Levitt returned to SA, acquired his first industrial property, and got to work on building Inospace with the help of former Investec banker, Nicholas van Eeden. Levitt explains that now lnospace converts buildings, often located outside Johannesburg and Cape Town’s premier business nodes, into flexible office business parks designed to appeal to small and medium-sized enterprises.
Levitt says the sky is the limit for the specifications which each park can meet for each tenant. The likes of designer shoe exporter Veldskoen is now an Inospace tenant.
“Our parks include studios, storage, and traditional warehouse space,” Levitt says.
The company now owns 44 business parks with an asset base worth R2bn. It has recently opened a business park in Glasgow, Scotland, where it operates as Inospace Lightyear.
Levitt doesn’t see demand for Inospace’s asset class waning any time soon.
“At the Le Marché International des Professionnels de L’immobilier (MIPIM) global property conference in Cannes, France, the question of vacant offices was hot on the agenda. While everyone agreed that the office sector would change, the world’s most influential players in the property industry were looking for innovative ways to repurpose the growing number of redundant office blocks,” he says.
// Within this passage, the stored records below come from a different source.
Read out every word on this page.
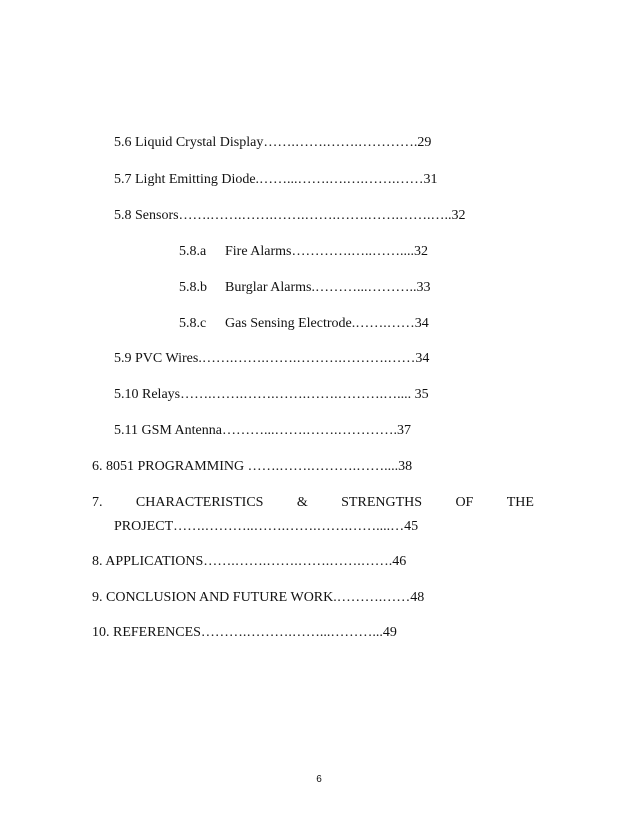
5.6 Liquid Crystal Display…….…….…….………….29
5.7 Light Emitting Diode.……...…….….….…….……31
5.8 Sensors…….…….…….…….…….…….…….…….…..32
5.8.a Fire Alarms………….…..……....32
5.8.b Burglar Alarms.………...………..33
5.8.c Gas Sensing Electrode.…….……34
5.9 PVC Wires.…….…….…….……….……….……34
5.10 Relays…….…….…….…….…….……….….... 35
5.11 GSM Antenna………...…….…….………….37
6. 8051 PROGRAMMING …….…….……….……....38
7. CHARACTERISTICS & STRENGTHS OF THE
PROJECT…….………..…….…….…….……....…45
8. APPLICATIONS…….…….…….…….…….…….46
9. CONCLUSION AND FUTURE WORK.……….……48
10. REFERENCES……….……….……...………...49
6
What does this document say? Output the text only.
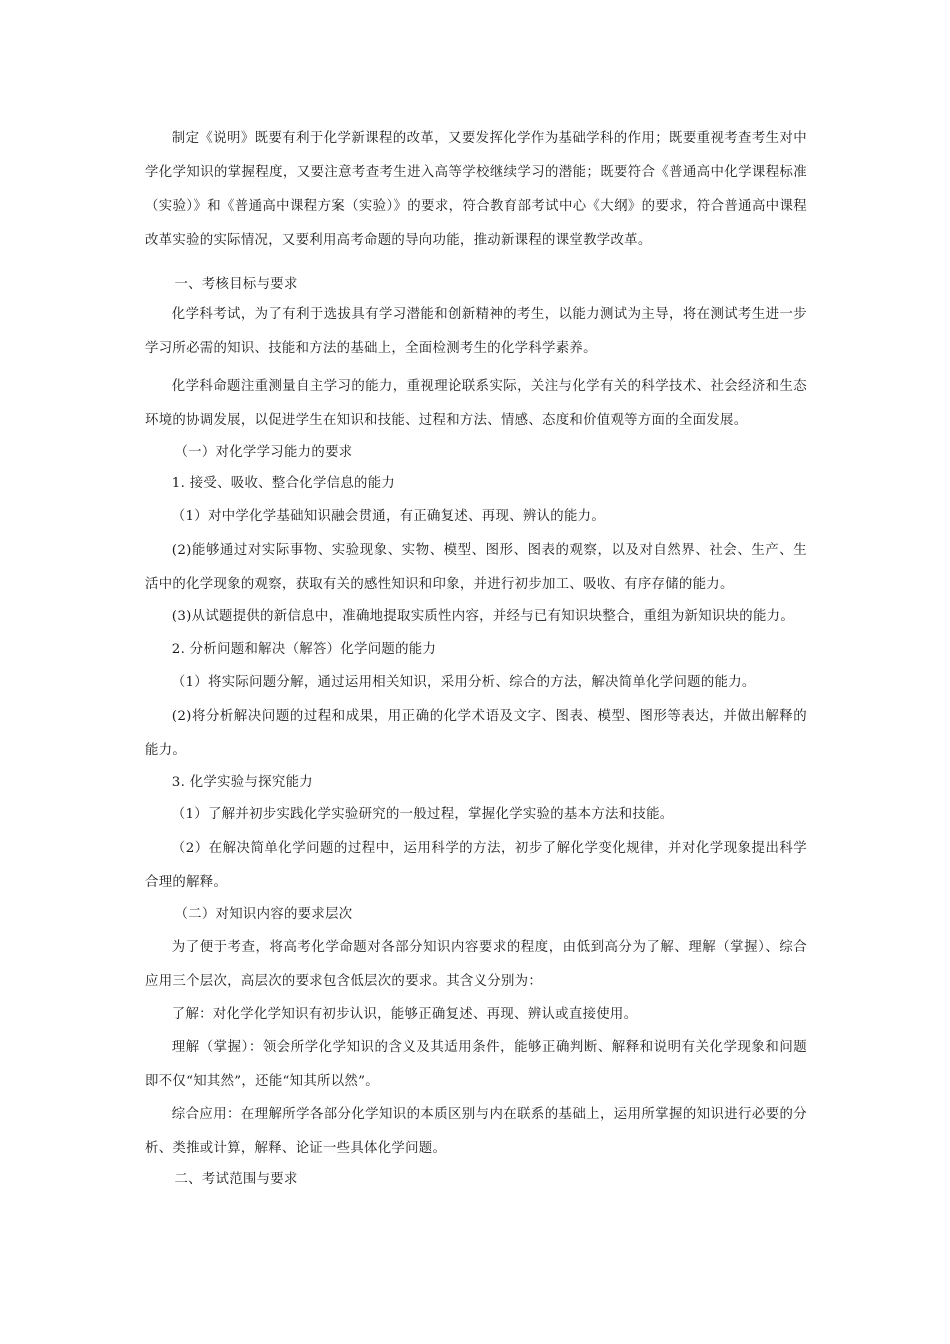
制定《说明》既要有利于化学新课程的改革，又要发挥化学作为基础学科的作用；既要重视考查考生对中学化学知识的掌握程度，又要注意考查考生进入高等学校继续学习的潜能；既要符合《普通高中化学课程标准（实验）》和《普通高中课程方案（实验）》的要求，符合教育部考试中心《大纲》的要求，符合普通高中课程改革实验的实际情况，又要利用高考命题的导向功能，推动新课程的课堂教学改革。

一、考核目标与要求

化学科考试，为了有利于选拔具有学习潜能和创新精神的考生，以能力测试为主导，将在测试考生进一步学习所必需的知识、技能和方法的基础上，全面检测考生的化学科学素养。

化学科命题注重测量自主学习的能力，重视理论联系实际，关注与化学有关的科学技术、社会经济和生态环境的协调发展，以促进学生在知识和技能、过程和方法、情感、态度和价值观等方面的全面发展。

（一）对化学学习能力的要求

1. 接受、吸收、整合化学信息的能力

（1）对中学化学基础知识融会贯通，有正确复述、再现、辨认的能力。

(2)能够通过对实际事物、实验现象、实物、模型、图形、图表的观察，以及对自然界、社会、生产、生活中的化学现象的观察，获取有关的感性知识和印象，并进行初步加工、吸收、有序存储的能力。

(3)从试题提供的新信息中，准确地提取实质性内容，并经与已有知识块整合，重组为新知识块的能力。

2. 分析问题和解决（解答）化学问题的能力

（1）将实际问题分解，通过运用相关知识，采用分析、综合的方法，解决简单化学问题的能力。

(2)将分析解决问题的过程和成果，用正确的化学术语及文字、图表、模型、图形等表达，并做出解释的能力。

3. 化学实验与探究能力

（1）了解并初步实践化学实验研究的一般过程，掌握化学实验的基本方法和技能。

（2）在解决简单化学问题的过程中，运用科学的方法，初步了解化学变化规律，并对化学现象提出科学合理的解释。

（二）对知识内容的要求层次

为了便于考查，将高考化学命题对各部分知识内容要求的程度，由低到高分为了解、理解（掌握）、综合应用三个层次，高层次的要求包含低层次的要求。其含义分别为：

了解：对化学化学知识有初步认识，能够正确复述、再现、辨认或直接使用。

理解（掌握）：领会所学化学知识的含义及其适用条件，能够正确判断、解释和说明有关化学现象和问题即不仅“知其然”，还能“知其所以然”。

综合应用：在理解所学各部分化学知识的本质区别与内在联系的基础上，运用所掌握的知识进行必要的分析、类推或计算，解释、论证一些具体化学问题。

二、考试范围与要求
The largest industrial property owner in the world, Prologis, recently announced that it had acquired an 11 000 m² office block in the US and had plans to develop it into an 18 000 m² logistics facility.
“It is critical to understand that the Prologis example is unique because the office property they plan to convert is unique. Their newly acquired complex sits on a giant piece of land, a critical requirement for logistics real estate that relies on vehicle delivery and despatch. The site is adjacent to highways, twenty minutes from a port and also an international airport, and was right near several dense population centres. This is a perfect situation,” he says.
“I am, therefore, regularly asked about emptying office blocks and whether Inospace can also convert them into light industrial or smaller logistics real estate assets. Most investors never believed that we would ever live in a world where industrial space is worth more than office space,” he says.
Levitt may list Inospace on the JSE or another stock exchange in the future, as demand for specialised industrial and logistics workspace grows and investors recognise that these assets are a gold mine of the present and future.